Wednesday, May 15, 2013

Wibbly-wobbly, Returny-wurny | Lessons on Social Media from Doctor Who

In 1963 a children's show was created in the UK. It was meant to be an educational show, a show that would transport its audience through time to the past to witness the Aztecs or Ancient Rome. It was marginally successful until someone decided that while the characters were traveling through Time, they could also be travelling through Space. The show, Doctor Who, celebrates its 50th anniversary this year and is more popular than ever. But it wasn't a smooth ride at all.

For the first years of its life, the show was popular with children (and their adults) as a sci-fi show, with evil baddies, ambiguous morality lessons and a charismatic, mercurial lead, The Doctor. In the 1980s the BBC leadership was absolutely dedicated to killing the show, but fan pressure - now global through Public Television support for the show in America and Australia - brought it back from the grave, for a while, until the show was once again cancelled after the 7th Doctor played his last spoon....

...Only Doctor Who didn't die. Bizarrely, it was picked up by an American television network, which of course focused on all the wrong things, and annoyed the British fans no end ("The American Movie" is how the 8th Doctor's tenure is known among fans.) But it did something unheard of. 40 years old and the show hadn't died. Like a Monty Python character, it kept reassuring us "It wasn't dead yet." And fandom hadn't moved on. With a body of episodes in the hundreds, still showing on Public TV, then reluctantly released by the BBC on VHS, the DVD, fandom wasn't dead.

And neither was the show. In 2005 the famous blue box known as the TARDIS landed once again in the UK and it was alive, again. The "new" Doctor Who, which picked up with the 9th Doctor and has now made it to the 11th is more popular, more global  - and more financially lucrative than ever before.

So, what are the lessons we can learn from this story?

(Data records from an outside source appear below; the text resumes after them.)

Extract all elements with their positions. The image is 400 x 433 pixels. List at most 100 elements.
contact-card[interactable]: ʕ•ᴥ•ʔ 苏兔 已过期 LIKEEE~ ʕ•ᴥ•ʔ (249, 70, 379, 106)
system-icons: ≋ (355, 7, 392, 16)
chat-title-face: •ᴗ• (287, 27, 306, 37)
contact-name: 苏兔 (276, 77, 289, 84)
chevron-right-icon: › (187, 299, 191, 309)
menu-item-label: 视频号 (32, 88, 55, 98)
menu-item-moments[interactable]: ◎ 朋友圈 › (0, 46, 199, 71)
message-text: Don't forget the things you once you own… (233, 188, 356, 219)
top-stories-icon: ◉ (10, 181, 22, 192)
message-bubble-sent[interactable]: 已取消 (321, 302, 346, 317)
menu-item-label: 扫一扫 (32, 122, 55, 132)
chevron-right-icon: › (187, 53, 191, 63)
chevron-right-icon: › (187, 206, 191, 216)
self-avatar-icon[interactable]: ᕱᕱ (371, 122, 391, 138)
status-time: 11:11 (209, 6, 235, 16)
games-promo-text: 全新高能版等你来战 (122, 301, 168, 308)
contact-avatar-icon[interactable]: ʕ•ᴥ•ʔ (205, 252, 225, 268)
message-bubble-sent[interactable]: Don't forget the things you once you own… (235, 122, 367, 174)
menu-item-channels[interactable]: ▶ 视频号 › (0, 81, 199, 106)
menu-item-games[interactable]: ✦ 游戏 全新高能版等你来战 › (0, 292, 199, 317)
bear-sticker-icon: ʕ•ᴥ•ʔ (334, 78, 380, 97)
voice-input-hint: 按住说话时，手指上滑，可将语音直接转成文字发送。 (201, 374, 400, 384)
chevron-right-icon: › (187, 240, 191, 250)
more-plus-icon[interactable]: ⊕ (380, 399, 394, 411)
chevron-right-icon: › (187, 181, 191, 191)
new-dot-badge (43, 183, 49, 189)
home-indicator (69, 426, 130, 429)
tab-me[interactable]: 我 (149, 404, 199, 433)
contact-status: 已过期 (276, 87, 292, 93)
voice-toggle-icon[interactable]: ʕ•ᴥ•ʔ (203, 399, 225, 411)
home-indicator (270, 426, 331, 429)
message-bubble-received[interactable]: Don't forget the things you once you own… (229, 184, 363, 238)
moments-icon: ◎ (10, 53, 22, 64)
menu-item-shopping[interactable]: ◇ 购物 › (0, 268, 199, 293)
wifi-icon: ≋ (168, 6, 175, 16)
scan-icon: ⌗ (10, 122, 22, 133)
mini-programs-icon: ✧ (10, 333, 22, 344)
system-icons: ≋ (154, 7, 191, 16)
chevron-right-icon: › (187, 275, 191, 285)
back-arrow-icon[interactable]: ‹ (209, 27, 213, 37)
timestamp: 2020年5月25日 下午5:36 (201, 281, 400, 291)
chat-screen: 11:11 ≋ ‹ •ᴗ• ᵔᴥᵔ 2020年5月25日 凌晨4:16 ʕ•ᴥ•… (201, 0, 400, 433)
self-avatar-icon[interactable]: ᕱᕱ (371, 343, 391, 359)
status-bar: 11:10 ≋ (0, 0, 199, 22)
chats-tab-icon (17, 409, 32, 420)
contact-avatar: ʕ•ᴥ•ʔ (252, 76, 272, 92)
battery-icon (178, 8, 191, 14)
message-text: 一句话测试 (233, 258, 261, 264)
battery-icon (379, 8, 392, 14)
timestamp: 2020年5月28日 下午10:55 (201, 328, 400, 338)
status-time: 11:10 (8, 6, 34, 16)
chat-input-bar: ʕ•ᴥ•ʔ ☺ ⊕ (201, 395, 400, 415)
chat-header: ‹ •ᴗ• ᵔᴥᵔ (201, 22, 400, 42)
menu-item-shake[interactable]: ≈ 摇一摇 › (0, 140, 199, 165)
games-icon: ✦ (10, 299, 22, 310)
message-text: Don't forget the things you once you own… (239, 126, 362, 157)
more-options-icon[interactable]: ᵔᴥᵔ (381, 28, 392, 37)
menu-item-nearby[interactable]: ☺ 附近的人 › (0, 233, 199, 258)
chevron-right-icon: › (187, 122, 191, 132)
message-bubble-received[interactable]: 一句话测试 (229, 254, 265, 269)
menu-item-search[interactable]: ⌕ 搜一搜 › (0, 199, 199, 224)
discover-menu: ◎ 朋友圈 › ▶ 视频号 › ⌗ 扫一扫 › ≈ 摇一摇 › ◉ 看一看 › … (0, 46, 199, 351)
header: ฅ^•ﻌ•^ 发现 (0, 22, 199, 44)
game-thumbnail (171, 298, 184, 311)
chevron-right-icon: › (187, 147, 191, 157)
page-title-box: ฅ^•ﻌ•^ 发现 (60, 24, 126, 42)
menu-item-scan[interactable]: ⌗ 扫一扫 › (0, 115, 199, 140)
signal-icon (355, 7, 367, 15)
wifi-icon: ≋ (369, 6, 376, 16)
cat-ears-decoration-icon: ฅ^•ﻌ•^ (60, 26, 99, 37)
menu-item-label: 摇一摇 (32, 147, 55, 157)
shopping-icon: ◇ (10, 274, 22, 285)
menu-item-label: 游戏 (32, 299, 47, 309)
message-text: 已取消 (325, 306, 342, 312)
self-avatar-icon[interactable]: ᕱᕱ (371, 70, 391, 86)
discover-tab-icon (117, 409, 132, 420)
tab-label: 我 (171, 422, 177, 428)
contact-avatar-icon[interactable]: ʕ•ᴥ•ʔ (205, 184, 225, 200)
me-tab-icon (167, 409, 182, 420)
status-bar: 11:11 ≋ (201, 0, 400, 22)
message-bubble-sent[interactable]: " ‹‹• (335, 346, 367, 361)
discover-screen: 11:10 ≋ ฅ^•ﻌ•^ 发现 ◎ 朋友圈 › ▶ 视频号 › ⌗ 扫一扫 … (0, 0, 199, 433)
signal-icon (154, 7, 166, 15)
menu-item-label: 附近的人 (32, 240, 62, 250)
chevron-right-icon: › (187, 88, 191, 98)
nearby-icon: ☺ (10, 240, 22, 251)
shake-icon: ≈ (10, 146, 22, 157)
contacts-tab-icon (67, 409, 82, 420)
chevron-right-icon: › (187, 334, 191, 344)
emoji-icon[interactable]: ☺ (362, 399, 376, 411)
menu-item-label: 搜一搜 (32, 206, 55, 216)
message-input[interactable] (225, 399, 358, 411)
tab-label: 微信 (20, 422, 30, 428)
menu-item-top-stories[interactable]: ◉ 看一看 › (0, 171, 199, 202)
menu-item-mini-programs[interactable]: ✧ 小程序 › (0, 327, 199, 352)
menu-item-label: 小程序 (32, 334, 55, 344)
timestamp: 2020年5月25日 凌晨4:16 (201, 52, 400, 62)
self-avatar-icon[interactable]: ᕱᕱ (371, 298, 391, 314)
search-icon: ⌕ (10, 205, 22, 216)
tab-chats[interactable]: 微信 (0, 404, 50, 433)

Return on Time - Perseverance isn't overrated

In the days before Venture Capital and Y Combinator, sometimes all you had to rely on was Time. Having a good idea five years too early can gut a company. But Apple proves the point - when a good idea takes time, perseverance, passion and a soupcon of delusional belief that you're right, playing the long game can lead to success.

Return on Investment - Throwing money at the problem works too

When the BBC demanded better ratings for the 7th Doctor, and they were competing with Star Trek: Next Generation for share of the TV Sci-fi watching audience, the creators of Doctor Who were in a bind. They scraped up more money and put on the most sophisticated show their budget would allow. In comparison with earlier seasons it was fantastic (despite that, the BBC was grumpy again, and they killed it anyway.) In 2005, the showrunners pulled out the stops and the re-launch of this iconic show was as good as anything else on TV. No plywood hallways, no two-set shows. Doctor Who was a big kid now. When you've strained to the edge of what you can do with Time, Investment pushes you to the next  level.

Return on Social is Wibbly-wobbly, Returny-wurny

The 10th Doctor famously stated, "Time is wibbly-wobbly timey-wimey." If there is a single lesson we can grok from The Doctor and his travels through our airspace and time, it's that Return on Social isn't a matter of simple eyeball formulas or likes or shares. In the days before the Internet, Doctor Who fandom created fanzines, wrote fiction, gathered together with friends on Saturday night to watch the show on Public Television, went to conventions to meet the actors. It has always been a social product. DW fandom were early adapters of online technology, expanding their contacts in fandom globally. When the new show launched, fandom was all ready for it. The network was built, ready and waiting. Virality wasn't an accident, it was 40 years in the making. And that is why the new show is popular. BBC and BBC America have made it more accessible, but the Internet does the rest.

Return on Social means a little push here, a nudge there, circle back and start again. When the formula doesn't work exactly as planned, passion and engagement can carry the project along. Superb execution pushes the boundaries and then back to the beginning yet again. Social is wibbly-wobbly, but if Doctor Who teaches us anything, it's that it can absolutely be returny-wurny.